Qual é a sensação desse momento?
— É de que a gente está dando um passo gigantesco, não só no caso do meu pai, mas no Brasil para acrescentar ao debate da Memória e da Verdade o tema da Justiça de Transição. Quando a juíza Ana Paula aceitou a denúncia do Riocentro eu já achei um passo gigantesco. Hoje demos um outro. Justiça com direito à defesa, com direito a pedido de perdão ou se a pessoa quiser defender o crime que fez, que o faça. Como fizeram Argentina, Chile, África do Sul e Alemanha Nazista. A meu ver, é o único modo de encerrar o ciclo de violência que permanece até hoje, onde a polícia ainda é treinada a torturar.

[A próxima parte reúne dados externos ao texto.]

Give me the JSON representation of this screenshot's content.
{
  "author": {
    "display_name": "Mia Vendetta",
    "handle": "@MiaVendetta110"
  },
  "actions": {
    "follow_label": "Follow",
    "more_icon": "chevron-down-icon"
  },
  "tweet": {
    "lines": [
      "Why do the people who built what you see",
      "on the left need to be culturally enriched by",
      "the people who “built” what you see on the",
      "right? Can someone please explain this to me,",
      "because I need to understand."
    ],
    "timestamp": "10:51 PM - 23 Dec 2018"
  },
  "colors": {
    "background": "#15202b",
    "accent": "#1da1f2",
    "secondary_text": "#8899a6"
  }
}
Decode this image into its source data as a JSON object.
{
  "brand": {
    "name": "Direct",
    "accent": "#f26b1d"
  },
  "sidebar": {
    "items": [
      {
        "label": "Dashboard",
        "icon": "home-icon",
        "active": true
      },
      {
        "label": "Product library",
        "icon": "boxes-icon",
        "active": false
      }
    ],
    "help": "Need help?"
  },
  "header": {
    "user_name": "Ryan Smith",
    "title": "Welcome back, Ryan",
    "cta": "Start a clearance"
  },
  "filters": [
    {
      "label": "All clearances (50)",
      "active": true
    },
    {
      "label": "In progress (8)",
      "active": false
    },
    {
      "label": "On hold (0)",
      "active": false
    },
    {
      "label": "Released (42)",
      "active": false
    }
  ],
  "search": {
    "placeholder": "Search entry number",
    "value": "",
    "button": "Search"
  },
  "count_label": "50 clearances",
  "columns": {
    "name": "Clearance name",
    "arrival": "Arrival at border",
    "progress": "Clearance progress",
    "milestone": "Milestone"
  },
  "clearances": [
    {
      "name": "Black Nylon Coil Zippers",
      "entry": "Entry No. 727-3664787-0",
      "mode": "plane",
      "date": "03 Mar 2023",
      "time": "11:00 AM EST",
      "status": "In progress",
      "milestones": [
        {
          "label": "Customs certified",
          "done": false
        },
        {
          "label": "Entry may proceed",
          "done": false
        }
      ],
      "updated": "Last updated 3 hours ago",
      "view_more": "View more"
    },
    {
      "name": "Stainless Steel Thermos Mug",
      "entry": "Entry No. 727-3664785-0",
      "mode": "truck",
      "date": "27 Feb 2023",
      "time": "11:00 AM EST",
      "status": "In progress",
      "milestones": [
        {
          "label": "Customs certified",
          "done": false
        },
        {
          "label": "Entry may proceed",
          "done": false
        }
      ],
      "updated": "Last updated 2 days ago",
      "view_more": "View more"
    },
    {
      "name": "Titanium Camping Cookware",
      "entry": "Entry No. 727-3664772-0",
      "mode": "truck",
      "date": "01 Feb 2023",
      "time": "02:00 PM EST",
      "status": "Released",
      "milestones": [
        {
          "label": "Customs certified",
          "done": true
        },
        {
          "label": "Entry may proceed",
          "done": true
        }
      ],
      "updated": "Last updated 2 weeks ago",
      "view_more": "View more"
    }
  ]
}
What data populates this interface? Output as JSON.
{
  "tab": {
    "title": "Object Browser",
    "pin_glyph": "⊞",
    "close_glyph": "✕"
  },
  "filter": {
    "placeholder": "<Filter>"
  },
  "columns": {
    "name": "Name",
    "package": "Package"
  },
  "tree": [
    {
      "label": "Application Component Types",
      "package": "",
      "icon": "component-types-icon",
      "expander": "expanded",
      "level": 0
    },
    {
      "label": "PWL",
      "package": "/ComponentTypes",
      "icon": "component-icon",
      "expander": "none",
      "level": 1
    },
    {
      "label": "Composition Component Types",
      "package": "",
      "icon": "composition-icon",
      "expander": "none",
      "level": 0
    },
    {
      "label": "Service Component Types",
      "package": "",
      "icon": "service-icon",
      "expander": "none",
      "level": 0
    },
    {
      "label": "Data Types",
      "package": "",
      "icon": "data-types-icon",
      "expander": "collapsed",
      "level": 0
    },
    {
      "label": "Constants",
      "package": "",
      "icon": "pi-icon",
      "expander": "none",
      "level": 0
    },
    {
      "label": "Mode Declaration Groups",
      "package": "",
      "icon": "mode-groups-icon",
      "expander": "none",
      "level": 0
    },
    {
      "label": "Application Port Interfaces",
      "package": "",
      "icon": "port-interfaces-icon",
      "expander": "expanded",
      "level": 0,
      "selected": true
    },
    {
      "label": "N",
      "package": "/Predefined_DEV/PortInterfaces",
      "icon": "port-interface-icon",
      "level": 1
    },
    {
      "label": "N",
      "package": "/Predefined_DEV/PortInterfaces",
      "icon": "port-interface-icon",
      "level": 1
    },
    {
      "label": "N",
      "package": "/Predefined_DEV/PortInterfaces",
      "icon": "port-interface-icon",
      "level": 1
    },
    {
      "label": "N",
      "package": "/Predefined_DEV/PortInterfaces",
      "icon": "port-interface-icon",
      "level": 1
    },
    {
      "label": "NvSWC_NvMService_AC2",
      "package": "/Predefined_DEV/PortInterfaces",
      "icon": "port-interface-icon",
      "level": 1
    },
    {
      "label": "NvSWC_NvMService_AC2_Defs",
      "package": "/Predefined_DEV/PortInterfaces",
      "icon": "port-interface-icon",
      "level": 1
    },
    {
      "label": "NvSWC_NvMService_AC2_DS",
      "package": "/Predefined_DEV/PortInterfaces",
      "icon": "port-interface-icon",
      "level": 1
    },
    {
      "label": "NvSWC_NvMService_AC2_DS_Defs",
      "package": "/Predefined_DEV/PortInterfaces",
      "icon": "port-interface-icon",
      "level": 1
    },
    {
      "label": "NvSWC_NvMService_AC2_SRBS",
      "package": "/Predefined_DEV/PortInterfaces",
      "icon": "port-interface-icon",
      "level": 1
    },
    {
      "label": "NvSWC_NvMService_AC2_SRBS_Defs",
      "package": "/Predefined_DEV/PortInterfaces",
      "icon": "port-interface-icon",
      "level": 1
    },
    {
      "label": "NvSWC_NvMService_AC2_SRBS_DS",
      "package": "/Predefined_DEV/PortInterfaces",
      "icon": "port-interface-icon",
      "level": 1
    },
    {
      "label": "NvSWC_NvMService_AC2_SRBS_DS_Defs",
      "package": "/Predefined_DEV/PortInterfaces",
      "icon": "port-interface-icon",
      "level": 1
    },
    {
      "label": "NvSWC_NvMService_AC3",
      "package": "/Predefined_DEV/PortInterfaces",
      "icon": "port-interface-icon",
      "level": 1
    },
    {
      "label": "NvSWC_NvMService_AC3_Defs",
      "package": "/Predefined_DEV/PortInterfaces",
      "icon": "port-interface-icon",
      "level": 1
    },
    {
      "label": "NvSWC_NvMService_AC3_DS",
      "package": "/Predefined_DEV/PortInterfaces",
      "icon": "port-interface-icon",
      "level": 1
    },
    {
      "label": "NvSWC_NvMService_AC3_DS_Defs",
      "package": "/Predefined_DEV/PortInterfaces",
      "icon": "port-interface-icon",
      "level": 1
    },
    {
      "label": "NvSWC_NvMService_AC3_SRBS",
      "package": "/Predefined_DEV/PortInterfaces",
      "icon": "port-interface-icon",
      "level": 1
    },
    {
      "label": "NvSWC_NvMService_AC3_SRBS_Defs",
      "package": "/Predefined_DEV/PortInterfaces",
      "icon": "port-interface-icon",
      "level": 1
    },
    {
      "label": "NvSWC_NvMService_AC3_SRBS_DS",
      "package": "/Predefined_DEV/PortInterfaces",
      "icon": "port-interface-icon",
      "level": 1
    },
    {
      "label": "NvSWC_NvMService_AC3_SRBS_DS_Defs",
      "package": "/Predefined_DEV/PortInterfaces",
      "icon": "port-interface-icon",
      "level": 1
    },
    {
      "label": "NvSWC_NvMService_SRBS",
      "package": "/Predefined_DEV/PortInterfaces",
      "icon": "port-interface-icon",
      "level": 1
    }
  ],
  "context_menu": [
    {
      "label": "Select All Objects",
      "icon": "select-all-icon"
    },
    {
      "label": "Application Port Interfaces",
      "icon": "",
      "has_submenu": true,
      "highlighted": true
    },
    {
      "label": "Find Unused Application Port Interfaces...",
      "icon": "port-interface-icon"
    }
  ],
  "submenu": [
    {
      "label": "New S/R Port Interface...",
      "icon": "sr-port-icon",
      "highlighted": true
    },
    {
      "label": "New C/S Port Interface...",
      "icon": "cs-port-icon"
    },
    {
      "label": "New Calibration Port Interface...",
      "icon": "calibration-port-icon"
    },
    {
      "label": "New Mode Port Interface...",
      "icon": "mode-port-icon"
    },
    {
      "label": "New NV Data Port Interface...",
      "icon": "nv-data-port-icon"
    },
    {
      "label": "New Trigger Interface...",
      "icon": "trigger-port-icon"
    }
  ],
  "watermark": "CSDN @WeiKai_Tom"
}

Você ainda acreditava na Justiça ?
— Tenho profunda fé nas novas gerações de juízes e promotores. Eles conseguem se distanciar desse período e ter uma noção mais isenta de Justiça e não de ideologia, diante do que estão avaliando. Ao contrário de todo mundo, eu tinha muita esperança, quase certeza de que era possível. Também acho que conseguimos a ligação histórica entre os crimes. Eu vi algo que estava na boca de poucas pessoas ser compreendido como herança maldita desse tempo.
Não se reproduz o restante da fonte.